The Governor was hardly out of the Infirmary before Juve’s wound was summarily attended to, and he was then handed over to the warders’ tender mercies. Not without the accompaniment of some hearty cuffs, the strait-waistcoat was put on and the prisoner was taken back to his cell. Juve made no protest, the same state of weakness and prostration still continued and reduced him to a condition of unresisting and silent passivity. It was only by degrees that he recovered his self-composure and could look the new situation in which he found himself in the face. His first impulse was to give way to the utter abandonment of despair. Alas! even in prison he was not secure from his adversary’s machinations! He had thought that, after thus depriving him of all power to act, Fantômas would be satisfied with the freedom so secured him to pursue at his ease the series of his crimes, and would forget the existence of his foe.
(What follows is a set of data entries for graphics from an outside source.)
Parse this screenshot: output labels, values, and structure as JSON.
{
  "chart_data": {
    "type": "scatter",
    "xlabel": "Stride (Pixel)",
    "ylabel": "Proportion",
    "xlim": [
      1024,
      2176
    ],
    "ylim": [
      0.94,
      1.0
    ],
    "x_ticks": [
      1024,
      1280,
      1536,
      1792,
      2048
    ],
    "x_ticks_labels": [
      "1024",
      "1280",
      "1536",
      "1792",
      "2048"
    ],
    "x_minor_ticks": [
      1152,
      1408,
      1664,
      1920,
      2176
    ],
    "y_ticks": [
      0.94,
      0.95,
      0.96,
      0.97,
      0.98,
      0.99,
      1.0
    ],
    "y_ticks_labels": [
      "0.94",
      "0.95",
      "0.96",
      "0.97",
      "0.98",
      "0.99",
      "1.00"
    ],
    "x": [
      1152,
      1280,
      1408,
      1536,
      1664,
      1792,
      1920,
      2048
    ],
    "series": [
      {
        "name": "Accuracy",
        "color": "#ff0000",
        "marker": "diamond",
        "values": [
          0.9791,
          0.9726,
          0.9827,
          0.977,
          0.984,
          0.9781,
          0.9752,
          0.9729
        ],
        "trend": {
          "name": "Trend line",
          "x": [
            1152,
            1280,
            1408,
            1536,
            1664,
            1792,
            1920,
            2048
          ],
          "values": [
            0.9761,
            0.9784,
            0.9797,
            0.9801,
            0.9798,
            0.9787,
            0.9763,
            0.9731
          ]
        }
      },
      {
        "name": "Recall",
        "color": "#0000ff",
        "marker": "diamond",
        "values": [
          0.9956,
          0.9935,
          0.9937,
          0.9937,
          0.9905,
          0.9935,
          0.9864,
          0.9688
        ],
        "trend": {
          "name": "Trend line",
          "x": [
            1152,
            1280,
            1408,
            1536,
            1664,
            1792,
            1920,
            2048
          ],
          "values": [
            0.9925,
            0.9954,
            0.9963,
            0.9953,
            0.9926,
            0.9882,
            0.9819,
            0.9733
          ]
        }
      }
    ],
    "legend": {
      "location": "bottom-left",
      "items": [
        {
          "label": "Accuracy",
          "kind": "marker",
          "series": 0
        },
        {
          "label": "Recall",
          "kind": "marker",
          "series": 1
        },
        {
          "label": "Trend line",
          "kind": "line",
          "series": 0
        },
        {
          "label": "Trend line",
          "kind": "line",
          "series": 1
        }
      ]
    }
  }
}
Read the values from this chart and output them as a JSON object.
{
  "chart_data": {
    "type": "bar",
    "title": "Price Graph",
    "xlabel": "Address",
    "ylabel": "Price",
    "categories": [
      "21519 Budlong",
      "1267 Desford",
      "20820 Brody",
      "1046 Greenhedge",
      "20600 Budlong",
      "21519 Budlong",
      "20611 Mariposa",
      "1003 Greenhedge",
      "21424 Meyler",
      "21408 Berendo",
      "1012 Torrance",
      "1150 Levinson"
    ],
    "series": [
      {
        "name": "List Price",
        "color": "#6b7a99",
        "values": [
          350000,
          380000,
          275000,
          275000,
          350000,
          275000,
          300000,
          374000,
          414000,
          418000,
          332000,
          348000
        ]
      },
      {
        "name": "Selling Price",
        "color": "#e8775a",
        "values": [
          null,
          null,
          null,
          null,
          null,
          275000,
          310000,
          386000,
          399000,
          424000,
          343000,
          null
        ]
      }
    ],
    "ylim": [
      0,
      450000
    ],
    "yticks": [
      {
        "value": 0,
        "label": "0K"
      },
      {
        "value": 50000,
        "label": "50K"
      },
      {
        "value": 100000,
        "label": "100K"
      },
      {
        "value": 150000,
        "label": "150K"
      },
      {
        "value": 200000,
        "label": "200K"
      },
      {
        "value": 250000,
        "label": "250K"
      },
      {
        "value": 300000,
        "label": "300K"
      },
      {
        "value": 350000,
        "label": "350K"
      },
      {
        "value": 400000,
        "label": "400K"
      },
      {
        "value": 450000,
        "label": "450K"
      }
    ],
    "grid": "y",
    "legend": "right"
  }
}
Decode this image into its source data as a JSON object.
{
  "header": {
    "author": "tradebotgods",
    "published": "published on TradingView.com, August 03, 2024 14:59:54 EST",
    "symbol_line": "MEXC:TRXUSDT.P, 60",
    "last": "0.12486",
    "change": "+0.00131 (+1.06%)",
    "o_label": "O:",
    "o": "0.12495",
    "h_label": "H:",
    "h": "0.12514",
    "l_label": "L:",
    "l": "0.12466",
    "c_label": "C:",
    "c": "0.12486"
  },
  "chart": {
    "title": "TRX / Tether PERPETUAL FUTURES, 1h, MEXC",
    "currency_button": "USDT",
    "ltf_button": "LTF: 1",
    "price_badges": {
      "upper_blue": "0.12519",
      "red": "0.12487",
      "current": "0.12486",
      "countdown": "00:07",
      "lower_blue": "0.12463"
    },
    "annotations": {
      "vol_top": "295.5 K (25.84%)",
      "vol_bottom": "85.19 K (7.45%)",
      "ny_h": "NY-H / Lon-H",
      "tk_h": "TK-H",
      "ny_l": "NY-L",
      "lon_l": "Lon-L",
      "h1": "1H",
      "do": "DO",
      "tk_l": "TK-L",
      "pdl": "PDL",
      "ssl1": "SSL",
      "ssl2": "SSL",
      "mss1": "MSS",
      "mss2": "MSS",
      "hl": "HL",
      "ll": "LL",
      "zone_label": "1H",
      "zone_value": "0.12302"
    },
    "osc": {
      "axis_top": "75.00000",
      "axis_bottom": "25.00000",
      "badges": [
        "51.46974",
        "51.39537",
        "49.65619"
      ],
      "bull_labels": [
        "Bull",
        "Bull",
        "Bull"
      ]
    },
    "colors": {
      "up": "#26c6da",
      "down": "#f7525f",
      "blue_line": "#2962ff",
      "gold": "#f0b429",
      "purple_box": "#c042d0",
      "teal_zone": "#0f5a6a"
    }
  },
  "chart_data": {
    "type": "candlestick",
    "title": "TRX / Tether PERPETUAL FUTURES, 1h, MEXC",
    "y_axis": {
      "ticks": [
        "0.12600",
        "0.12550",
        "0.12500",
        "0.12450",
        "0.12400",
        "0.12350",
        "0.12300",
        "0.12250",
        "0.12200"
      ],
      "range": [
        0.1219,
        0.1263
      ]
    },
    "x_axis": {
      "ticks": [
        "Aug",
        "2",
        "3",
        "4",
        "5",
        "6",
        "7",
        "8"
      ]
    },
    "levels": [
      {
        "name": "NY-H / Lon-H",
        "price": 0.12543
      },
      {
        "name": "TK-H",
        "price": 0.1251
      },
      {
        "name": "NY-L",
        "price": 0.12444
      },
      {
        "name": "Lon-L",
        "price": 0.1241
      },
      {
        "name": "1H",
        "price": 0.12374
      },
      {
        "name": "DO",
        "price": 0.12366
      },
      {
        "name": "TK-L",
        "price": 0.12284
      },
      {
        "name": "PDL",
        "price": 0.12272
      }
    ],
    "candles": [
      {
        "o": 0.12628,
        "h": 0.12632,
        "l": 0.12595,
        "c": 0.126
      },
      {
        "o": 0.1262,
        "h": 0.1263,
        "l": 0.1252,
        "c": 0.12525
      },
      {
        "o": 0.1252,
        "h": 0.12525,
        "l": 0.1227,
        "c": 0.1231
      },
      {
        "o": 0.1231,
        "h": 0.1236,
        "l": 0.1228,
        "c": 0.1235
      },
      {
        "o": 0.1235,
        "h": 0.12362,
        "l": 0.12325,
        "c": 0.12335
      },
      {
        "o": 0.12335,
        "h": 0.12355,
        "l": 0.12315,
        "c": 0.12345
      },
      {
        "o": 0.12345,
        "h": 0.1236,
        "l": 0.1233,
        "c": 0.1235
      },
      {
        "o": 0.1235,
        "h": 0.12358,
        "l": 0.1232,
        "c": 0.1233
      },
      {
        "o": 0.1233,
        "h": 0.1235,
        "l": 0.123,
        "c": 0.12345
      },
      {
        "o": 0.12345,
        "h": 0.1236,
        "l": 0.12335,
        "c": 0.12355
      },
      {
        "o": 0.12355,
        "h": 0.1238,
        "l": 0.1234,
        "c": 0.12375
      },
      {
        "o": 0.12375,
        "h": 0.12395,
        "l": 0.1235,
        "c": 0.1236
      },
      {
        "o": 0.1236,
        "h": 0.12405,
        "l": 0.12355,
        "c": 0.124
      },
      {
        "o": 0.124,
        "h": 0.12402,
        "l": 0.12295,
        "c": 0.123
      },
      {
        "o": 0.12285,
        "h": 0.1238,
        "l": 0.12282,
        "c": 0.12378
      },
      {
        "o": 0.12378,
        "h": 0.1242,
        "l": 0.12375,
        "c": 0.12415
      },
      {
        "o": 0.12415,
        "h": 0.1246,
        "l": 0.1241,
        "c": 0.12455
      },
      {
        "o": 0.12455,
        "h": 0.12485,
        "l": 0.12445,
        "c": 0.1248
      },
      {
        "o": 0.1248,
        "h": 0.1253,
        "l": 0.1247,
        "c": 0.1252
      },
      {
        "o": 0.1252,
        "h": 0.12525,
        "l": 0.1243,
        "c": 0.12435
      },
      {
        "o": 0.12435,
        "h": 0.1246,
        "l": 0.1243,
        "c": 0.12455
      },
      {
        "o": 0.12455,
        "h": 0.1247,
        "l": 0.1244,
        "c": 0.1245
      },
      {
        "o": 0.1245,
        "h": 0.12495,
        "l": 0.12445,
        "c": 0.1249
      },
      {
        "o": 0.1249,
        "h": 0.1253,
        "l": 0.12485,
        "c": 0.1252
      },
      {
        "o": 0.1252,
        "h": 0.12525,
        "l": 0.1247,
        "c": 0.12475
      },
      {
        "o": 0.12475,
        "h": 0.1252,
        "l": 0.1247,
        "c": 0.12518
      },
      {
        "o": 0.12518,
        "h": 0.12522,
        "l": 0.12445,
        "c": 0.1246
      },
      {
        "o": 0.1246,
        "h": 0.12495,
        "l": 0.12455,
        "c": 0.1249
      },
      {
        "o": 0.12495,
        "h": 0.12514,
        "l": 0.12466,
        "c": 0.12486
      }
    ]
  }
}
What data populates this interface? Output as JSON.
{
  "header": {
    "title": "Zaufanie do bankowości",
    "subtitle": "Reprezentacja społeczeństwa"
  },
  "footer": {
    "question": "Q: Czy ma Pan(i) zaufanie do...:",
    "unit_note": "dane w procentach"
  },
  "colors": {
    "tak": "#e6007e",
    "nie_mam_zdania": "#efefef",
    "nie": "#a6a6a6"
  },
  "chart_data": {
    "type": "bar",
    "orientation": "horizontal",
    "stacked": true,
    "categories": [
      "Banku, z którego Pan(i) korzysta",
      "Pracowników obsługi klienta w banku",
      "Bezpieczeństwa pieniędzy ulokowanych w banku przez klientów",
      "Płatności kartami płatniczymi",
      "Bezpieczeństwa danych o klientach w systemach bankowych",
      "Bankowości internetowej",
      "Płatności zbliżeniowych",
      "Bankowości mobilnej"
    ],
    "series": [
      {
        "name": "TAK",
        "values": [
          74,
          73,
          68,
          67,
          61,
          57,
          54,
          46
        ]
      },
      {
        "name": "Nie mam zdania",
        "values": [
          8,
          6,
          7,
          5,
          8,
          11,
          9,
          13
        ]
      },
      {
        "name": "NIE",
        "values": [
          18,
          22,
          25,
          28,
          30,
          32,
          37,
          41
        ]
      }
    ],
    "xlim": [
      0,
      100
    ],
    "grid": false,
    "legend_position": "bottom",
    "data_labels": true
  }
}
But lo! he now found himself once more the prey of his savage adversary! For Juve felt no doubt the wound in his arm, the distress that tormented his whole body, were Fantômas’ work. Fantômas had accomplices inside the prison, and it was these confederates who had come at night to make a cut on his arm as if he had been wounded, after first sending him to sleep by means of the drug the debilitating effects of which he still experienced. With what object had they so acted? He did not know and he could not guess, ponder the matter as he might. But at least the fact was certain, undeniable, and it put the crown on his calamity! Fantômas had accomplices in his prison! The thought never ceased tormenting the unhappy man with ever increasing intensity, when suddenly a new idea struck him that made him spring up joyfully from his chair and stride up and down his narrow cell.
“If Fantômas has accomplices in the prison, I am bound to know them, these same accomplices, they must come in contact with me every day,” thought Juve: “but if I know them, it will be possible for me to detect them and confound their plans. What was the saddest feature of my position was that I was powerless, and could expect the discovery of the truth only from the efforts of others. Now I am going to work for myself, and deep as the mystery may be, I shall clear it up, just because I am so resolved to do so.”
Juve was at this point in his reflections when M. Havard entered his cell. At sight of his old Chief the prisoner made a movement of recoil. The Head of the Criminal Bureau pretended not to see this and took a seat on a stool; then he signed to the two warders, who since morning had been permanently stationed in the cell, to withdraw, and when they had shut the door behind them, he began in these terms:
“Juve, since this morning, a grave suspicion rests upon you; the wound you have on your arm is a very damning proof of your guilt.”